SAMANTHA BARRASS: For me, what is really important is that the experience of the process, whether you are a bank or an SME, is a good one, is a human one and that we bring the human qualities to that. We have all, in our own lives, whether it be our personal lives or professional lives, experienced the need for dispute resolution. I have had complaints about organisations that I have run and I have made complaints myself. The thing that is most important is that the process is one that is responsive, it is kind and it is one that is capable of bringing resolution to issues where both the banks and the SMEs can move on and get on with their lives. That is a really important outcome. It is will be free for SMEs to use and will be getting up and going in the autumn. I am looking forward to metaphorically opening up our doors then for both the historic and the future.
LEWIS SHAND SMITH: OK. Three things to say.
First of all, I want to make absolutely sure that this organisation is independent and seen to be independent.

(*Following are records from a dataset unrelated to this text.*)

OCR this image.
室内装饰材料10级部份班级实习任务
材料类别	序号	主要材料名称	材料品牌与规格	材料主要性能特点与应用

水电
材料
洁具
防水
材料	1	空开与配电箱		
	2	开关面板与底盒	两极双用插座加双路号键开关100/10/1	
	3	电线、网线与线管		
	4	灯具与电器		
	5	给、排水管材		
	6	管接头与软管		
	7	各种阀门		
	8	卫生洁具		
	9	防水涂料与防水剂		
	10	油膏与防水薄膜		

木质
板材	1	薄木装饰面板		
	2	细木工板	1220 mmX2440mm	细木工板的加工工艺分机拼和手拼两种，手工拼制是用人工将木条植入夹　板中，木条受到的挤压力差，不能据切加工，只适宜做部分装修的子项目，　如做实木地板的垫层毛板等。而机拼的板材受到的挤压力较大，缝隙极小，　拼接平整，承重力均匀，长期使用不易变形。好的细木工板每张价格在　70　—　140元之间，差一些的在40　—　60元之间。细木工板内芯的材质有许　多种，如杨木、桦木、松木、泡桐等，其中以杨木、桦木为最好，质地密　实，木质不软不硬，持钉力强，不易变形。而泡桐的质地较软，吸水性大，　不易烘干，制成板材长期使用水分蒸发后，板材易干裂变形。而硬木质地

Secondly, I want it to be absolutely clear that its decisions are made on the basis of what is fair and reasonable in the circumstances.

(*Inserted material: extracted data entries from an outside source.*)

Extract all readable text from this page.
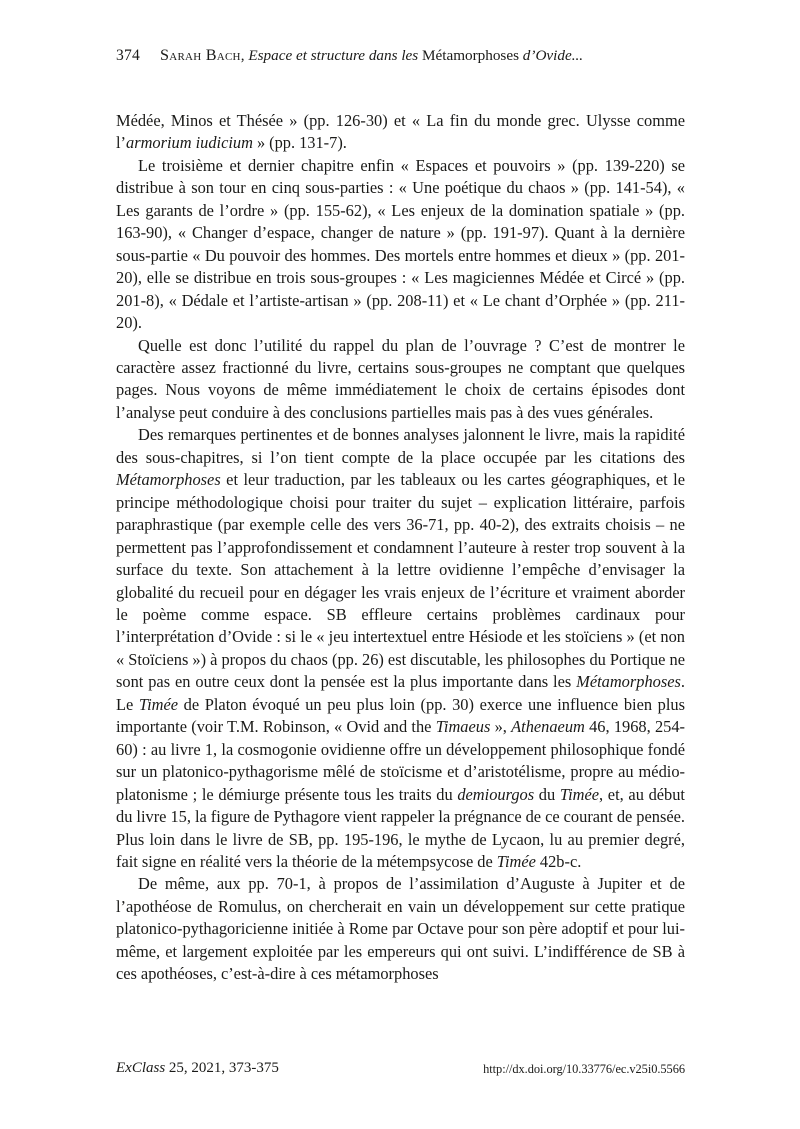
374 Sarah Bach, Espace et structure dans les Métamorphoses d’Ovide...

Médée, Minos et Thésée » (pp. 126-30) et « La fin du monde grec. Ulysse comme l’armorium iudicium » (pp. 131-7).

Le troisième et dernier chapitre enfin « Espaces et pouvoirs » (pp. 139-220) se distribue à son tour en cinq sous-parties : « Une poétique du chaos » (pp. 141-54), « Les garants de l’ordre » (pp. 155-62), « Les enjeux de la domination spatiale » (pp. 163-90), « Changer d’espace, changer de nature » (pp. 191-97). Quant à la dernière sous-partie « Du pouvoir des hommes. Des mortels entre hommes et dieux » (pp. 201-20), elle se distribue en trois sous-groupes : « Les magiciennes Médée et Circé » (pp. 201-8), « Dédale et l’artiste-artisan » (pp. 208-11) et « Le chant d’Orphée » (pp. 211-20).

Quelle est donc l’utilité du rappel du plan de l’ouvrage ? C’est de montrer le caractère assez fractionné du livre, certains sous-groupes ne comptant que quelques pages. Nous voyons de même immédiatement le choix de certains épisodes dont l’analyse peut conduire à des conclusions partielles mais pas à des vues générales.

Des remarques pertinentes et de bonnes analyses jalonnent le livre, mais la rapidité des sous-chapitres, si l’on tient compte de la place occupée par les citations des Métamorphoses et leur traduction, par les tableaux ou les cartes géographiques, et le principe méthodologique choisi pour traiter du sujet – explication littéraire, parfois paraphrastique (par exemple celle des vers 36-71, pp. 40-2), des extraits choisis – ne permettent pas l’approfondissement et condamnent l’auteure à rester trop souvent à la surface du texte. Son attachement à la lettre ovidienne l’empêche d’envisager la globalité du recueil pour en dégager les vrais enjeux de l’écriture et vraiment aborder le poème comme espace. SB effleure certains problèmes cardinaux pour l’interprétation d’Ovide : si le « jeu intertextuel entre Hésiode et les stoïciens » (et non « Stoïciens ») à propos du chaos (pp. 26) est discutable, les philosophes du Portique ne sont pas en outre ceux dont la pensée est la plus importante dans les Métamorphoses. Le Timée de Platon évoqué un peu plus loin (pp. 30) exerce une influence bien plus importante (voir T.M. Robinson, « Ovid and the Timaeus », Athenaeum 46, 1968, 254-60) : au livre 1, la cosmogonie ovidienne offre un développement philosophique fondé sur un platonico-pythagorisme mêlé de stoïcisme et d’aristotélisme, propre au médio-platonisme ; le démiurge présente tous les traits du demiourgos du Timée, et, au début du livre 15, la figure de Pythagore vient rappeler la prégnance de ce courant de pensée. Plus loin dans le livre de SB, pp. 195-196, le mythe de Lycaon, lu au premier degré, fait signe en réalité vers la théorie de la métempsycose de Timée 42b-c.

De même, aux pp. 70-1, à propos de l’assimilation d’Auguste à Jupiter et de l’apothéose de Romulus, on chercherait en vain un développement sur cette pratique platonico-pythagoricienne initiée à Rome par Octave pour son père adoptif et pour lui-même, et largement exploitée par les empereurs qui ont suivi. L’indifférence de SB à ces apothéoses, c’est-à-dire à ces métamorphoses

ExClass 25, 2021, 373-375	http://dx.doi.org/10.33776/ec.v25i0.5566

And my third point is one that Sam has already made. I want it to be a kind organisation.
And I said I had three points, but I am going to make a fourth one. That fourth one is to say that I really believe firmly in an organisation like this, where the decisions are made on making sure that the right thing is done.
And I am just really proud to be part of it and excited and, like Stephen, I want to see this as a world class organisation, something that we are blazing a trail and we are going to make a good job of it.
Thank you. Thank you all for spending time with us this afternoon.
JON MCLEOD: Thank you very much, Lewis. It only remains for me to say that it is 5.30. I would like to thank Stephen Pegge from UK Finance. I would like to thank Alexandra Marks, the Chief Adjudicator of the BBRS who has answered so many of the questions. Samantha Barrass, Chief Executive. And Lewis Shand Smith, Chair of the BBRS. Thank you and thank you to everyone who has joined us, and we will be back on 16th June. Thank you and goodbye.